Breck returned to the United States in 1890, settling in Boston near his family and enjoying the support of local painters and collectors like Lilla Cabot Perry [64.2055], a champion of Monet’s style, who praised Breck’s work and helped to arrange for it to be exhibited. In 1890, a local writer described Breck as one of a group of progressive artists who had “got the blue-green color of Monet’s Impressionism and ‘got it bad.’”[1]Breck’s blue-green In the Valley of the Seine was included in the artist’s first solo exhibition at Boston’s St. Botolph Club in 1890; it was shown again at a Boston gallery in 1893, when a writer for the Boston Evening Transcript described it as a view encompassing “a hint of the village embowered in luxuriant foliage of that worsted-work texture made familiar to us by the work of Monet,”[2]and another local critic dubbed Breck the “head of the American Impressionists.”[3]
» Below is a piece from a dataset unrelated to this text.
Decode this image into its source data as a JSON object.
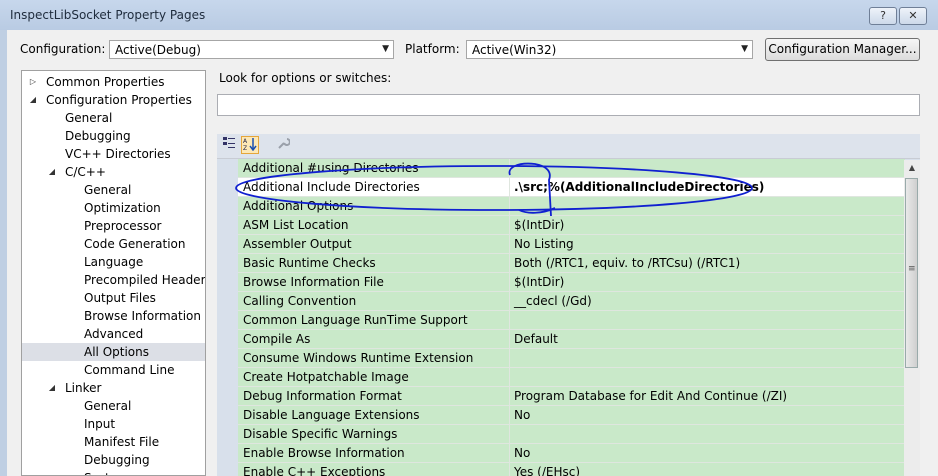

When Breck died of gas poisoning at age thirty-nine in 1899, his mother inherited In the Valley of the Seine. It descended in the Breck family until its purchase by the MFA in 2009.

Notes
1. Greta, “Boston Art and Artists,” Art Amateur, October 1887, 93.
2. Boston Evening Transcript, January 19, 1893.
3. Boston Daily Globe, January 25, 1893.


Erica E. Hirshler

Signed Signed lower right: J L Breck
Provenance1899, by inheritance to the artist's mother, Ellen Frances Newell Breck Rice; by 1900, by descent to the artist's only brother, Edward Breck, Esq., New York [1]; 1925, by descent to his oldest daughter, Ellen ("Nelly") Breck (Mrs. Forrest) Macnee; by descent to her husband, Forrest Macnee; 1962, by inheritance to his daughter, Ellen Frances Macnee (Mrs. Timothy) Coggeshall; 1980, by descent to her daughter, Caroline Coggeshall (the artist's great great niece); 2009, sold by Caroline Coggeshall to the MFA. (Accession Date: March 25, 2009)

[1] Edward Breck listed as owner in 1900 Memorial Exhibition.